L’Examen / Journal d’Andrés Fava : Julio Cortázar
Quelque temps avant sa mort, en 1984, à l’âge de 70 ans, Julio Cortázar a décidé d’enfin faire paraître les deux premiers livres qu’il ait menés à terme: L’Examen et le Journal d’Andrés Fava, des ouvrages rédigés en 1950, alors que l’auteur venait d’avoir 35 ans, mais qu’il n’avait pas voulu publier alors.
Quelque temps avant sa mort, en 1984, à l’âge de 70 ans, Julio Cortázar a décidé d’enfin faire paraître les deux premiers livres qu’il ait menés à terme: L’Examen et le Journal d’Andrés Fava, des ouvrages rédigés en 1950, alors que l’auteur venait d’avoir 35 ans, mais qu’il n’avait pas voulu publier alors. L’écrivain a donc attendu d’avoir une deuxième fois 35 ans avant de rendre publics ces récits de jeunesse.
Il faut lire L’Examen de pair avec le Journal d’Andrés Fava.

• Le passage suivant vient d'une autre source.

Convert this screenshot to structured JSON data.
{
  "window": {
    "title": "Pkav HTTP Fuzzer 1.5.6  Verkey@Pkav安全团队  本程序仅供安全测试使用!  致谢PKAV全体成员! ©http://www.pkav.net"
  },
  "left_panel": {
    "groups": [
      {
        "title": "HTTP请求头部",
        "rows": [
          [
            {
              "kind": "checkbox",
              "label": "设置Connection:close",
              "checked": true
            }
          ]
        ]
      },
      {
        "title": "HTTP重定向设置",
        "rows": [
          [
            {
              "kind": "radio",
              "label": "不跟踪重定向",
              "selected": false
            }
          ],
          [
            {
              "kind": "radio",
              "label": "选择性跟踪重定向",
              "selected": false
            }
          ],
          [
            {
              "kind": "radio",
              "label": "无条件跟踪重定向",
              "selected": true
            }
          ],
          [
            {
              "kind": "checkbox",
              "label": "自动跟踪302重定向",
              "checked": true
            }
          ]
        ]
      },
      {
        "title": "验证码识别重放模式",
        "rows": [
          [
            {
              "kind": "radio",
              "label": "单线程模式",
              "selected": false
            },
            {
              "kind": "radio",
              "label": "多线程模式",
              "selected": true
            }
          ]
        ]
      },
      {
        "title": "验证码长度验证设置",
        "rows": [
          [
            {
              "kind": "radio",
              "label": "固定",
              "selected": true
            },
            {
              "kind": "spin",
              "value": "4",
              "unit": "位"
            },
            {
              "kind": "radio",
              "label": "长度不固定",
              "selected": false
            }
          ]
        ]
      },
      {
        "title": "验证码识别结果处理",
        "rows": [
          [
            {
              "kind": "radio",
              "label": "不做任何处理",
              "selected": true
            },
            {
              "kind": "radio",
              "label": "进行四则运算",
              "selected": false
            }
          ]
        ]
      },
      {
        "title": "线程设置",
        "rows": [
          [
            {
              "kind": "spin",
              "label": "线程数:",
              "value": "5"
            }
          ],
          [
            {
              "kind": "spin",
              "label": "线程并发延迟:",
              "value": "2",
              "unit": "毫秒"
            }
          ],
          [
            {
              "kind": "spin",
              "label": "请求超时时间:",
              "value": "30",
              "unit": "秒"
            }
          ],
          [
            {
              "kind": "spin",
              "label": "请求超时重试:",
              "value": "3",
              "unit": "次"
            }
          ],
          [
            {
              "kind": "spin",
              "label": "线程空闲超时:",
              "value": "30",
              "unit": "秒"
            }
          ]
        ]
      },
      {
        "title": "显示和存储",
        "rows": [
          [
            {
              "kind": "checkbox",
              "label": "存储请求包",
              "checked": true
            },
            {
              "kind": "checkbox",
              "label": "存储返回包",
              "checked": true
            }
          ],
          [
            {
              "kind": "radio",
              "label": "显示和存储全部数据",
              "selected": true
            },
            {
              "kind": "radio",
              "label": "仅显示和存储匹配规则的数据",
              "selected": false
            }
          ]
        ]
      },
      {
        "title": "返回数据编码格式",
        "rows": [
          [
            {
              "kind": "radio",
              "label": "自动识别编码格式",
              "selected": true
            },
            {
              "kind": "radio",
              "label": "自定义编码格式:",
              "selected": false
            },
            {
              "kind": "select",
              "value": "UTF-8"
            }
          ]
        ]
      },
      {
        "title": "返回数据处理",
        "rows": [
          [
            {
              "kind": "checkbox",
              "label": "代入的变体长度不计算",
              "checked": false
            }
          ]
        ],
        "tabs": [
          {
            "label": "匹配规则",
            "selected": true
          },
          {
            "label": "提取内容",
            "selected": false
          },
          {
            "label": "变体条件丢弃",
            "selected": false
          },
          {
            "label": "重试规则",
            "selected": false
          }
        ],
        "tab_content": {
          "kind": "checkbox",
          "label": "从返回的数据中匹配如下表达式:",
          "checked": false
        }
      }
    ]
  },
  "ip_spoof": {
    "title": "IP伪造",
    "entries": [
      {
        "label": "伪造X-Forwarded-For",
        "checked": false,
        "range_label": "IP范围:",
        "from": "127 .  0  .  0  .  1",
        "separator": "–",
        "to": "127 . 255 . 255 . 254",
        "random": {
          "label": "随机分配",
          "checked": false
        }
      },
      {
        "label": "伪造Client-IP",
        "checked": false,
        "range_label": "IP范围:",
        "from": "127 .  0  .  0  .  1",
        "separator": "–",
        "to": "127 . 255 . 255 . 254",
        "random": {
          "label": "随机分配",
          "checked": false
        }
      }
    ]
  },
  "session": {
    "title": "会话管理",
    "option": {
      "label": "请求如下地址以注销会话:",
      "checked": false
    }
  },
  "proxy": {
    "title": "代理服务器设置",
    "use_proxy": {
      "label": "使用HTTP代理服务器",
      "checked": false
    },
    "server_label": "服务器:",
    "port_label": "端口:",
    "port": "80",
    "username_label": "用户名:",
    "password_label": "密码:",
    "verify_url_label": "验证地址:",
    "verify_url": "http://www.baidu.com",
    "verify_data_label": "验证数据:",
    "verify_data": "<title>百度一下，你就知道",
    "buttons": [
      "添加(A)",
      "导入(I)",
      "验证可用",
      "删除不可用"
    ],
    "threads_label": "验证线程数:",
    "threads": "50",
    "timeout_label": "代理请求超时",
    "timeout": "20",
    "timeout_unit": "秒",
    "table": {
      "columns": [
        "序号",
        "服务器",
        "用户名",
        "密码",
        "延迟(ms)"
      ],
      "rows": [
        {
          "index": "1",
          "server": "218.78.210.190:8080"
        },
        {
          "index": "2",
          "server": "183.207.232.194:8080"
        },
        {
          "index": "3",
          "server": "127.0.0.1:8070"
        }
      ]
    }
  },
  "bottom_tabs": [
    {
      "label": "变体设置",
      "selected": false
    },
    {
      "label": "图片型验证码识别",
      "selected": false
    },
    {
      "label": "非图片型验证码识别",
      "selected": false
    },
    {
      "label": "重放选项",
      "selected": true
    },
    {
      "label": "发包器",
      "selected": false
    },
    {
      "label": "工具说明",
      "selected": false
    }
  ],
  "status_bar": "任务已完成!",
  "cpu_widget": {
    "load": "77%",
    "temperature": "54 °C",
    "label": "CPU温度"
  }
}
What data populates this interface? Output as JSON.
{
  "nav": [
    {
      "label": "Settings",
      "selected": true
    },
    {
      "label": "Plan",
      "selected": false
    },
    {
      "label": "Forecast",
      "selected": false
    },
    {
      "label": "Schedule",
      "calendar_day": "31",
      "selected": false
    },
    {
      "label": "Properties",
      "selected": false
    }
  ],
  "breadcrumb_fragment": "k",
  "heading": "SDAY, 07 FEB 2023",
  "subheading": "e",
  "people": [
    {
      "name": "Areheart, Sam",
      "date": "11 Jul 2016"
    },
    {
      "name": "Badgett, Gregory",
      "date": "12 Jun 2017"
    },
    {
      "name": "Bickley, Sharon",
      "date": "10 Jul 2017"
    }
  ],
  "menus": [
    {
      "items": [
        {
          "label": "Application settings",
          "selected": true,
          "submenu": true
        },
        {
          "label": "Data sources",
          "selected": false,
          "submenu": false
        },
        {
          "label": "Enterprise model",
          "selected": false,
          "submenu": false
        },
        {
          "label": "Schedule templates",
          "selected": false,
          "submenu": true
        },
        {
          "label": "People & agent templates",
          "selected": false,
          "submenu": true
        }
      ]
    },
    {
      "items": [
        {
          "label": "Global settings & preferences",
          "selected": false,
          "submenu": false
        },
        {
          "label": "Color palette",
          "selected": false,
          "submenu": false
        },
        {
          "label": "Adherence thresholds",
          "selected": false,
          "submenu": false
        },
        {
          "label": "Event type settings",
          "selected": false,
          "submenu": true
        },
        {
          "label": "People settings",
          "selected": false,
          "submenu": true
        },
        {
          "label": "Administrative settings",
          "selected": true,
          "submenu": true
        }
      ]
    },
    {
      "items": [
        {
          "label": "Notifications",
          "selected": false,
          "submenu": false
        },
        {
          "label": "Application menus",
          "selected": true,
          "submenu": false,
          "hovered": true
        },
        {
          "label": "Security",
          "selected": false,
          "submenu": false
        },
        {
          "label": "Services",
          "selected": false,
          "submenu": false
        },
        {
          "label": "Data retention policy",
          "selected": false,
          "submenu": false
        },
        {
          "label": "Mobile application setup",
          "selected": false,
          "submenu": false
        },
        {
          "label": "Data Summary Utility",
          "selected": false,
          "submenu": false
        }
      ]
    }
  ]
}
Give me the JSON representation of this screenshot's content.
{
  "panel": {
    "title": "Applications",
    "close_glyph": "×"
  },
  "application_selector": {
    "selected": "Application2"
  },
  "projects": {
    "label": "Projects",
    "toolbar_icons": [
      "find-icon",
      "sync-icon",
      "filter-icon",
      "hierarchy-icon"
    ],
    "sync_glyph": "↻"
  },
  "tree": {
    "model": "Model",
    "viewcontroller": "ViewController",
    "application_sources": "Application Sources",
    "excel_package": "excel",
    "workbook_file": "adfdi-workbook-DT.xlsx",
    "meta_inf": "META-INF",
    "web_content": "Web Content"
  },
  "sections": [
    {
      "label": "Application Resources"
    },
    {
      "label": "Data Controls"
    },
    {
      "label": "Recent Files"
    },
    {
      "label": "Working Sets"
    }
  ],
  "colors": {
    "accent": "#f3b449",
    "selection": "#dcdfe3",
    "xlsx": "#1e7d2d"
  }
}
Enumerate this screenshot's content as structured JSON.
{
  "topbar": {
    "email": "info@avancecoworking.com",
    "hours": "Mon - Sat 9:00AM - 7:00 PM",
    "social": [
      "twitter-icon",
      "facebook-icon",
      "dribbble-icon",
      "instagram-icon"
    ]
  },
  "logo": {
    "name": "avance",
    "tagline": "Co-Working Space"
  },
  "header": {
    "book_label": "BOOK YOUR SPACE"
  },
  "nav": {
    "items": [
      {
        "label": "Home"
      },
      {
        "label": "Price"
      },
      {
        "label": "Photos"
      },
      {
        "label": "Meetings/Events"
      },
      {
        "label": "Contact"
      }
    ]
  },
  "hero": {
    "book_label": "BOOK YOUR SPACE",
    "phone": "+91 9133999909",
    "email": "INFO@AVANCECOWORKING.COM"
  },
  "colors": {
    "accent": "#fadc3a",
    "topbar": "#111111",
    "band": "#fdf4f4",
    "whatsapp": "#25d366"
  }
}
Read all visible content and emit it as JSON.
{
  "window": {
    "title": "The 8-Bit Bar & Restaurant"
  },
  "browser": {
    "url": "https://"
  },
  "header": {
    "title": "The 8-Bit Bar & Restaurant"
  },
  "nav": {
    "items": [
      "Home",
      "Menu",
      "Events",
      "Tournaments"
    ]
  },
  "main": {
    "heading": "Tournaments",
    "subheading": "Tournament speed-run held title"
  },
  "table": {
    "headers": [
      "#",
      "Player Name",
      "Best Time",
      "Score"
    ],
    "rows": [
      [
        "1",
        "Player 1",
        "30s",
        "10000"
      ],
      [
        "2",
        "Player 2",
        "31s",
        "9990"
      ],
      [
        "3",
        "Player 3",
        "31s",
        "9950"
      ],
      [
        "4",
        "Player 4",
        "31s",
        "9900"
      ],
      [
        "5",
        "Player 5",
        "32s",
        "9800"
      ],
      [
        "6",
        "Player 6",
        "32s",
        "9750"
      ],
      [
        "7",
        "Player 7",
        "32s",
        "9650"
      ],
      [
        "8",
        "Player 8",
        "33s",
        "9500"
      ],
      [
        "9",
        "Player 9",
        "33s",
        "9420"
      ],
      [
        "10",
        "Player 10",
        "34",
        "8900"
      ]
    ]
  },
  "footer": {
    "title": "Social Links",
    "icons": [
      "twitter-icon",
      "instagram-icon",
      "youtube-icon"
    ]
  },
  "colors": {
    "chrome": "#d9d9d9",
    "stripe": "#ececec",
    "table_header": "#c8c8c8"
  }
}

Respectivement (et admirablement!) traduits par Claude Masson et Françoise Rosset, ces deux textes n’en font qu’un: Fava est l’un des personnages de L’Examen, et son Journal fait écho aux événements qui se déroulent dans l’autre livre.
L’Examen raconte une nuit et une journée de déambulations dans Buenos Aires, au cours desquelles un groupe de jeunes hommes et de jeunes femmes ne font en fin de compte rien d’autre que vivre ce que Fava décrit dans son Journal comme "de brûlantes insignifiances": on discute, on boit, on rediscute, on reboit… Certains de ces personnages sont inquiets parce qu’ils sont à la veille de passer leur examen d’études final; d’autres le sont tout autant de constater qu’ils se sont déjà plus ou moins fait une petite place dans le train-train de l’existence.
Ils ne cessent tous d’être hantés par la même question: comment se fait-il que l’art ne change finalement pas grand-chose à la vie? Comment se fait-il que "le soleil se lèvera à six heures vingt et une, bien que Picasso peigne Guernica, même si Paul Éluard compose Capitale de la douleur"? À quoi peuvent bien être utiles les livres, la musique, la peinture, puisqu’ils ne servent qu’à "montrer le plus secret […] des soupçons que peut avoir un homme: celui de son inutilité intrinsèque, inhérente"?
Des "morves mentales" que tout ça! s’exclame Andrés Fava dès la première ligne de son Journal: de la "gelée autocompatissante dont", reconnaît-il, il "adore [se] nourrir"! Et ça balade ces angoisses existentielles de jeunes intellectuels désabusés dans une Buenos Aires sur laquelle tombe un brouillard qui, d’heure en heure, devient de plus en plus opaque et oppressant: métaphore, bien sûr, de la dictature de Perón qui, au tournant des années 50, s’infiltrait en douce jusque dans les moindres recoins de la société argentine…
L’Examen et le Journal d’Andrés Fava ne sont certes pas des textes aussi réussis que ceux que l’écrivain écrira à leur suite. Tous les ingrédients de ses livres futurs y sont, mais pour ceux et celles qui ne connaissent pas l’oeuvre de Julio Cortázar, L’Examen et le Journal d’Andrés Fava ne sont certainement pas la meilleure porte d’entrée (il faut l’aborder par le biais de ses contes, surtout ceux publiés en français sous le titre Les Armes secrètes). De toute façon, en s’arrangeant pour faire figurer ses premiers livres au terme de la liste de ses oeuvres, c’est sa sortie que Cortázar cherchait à réussir: en finissant par montrer des débuts prometteurs!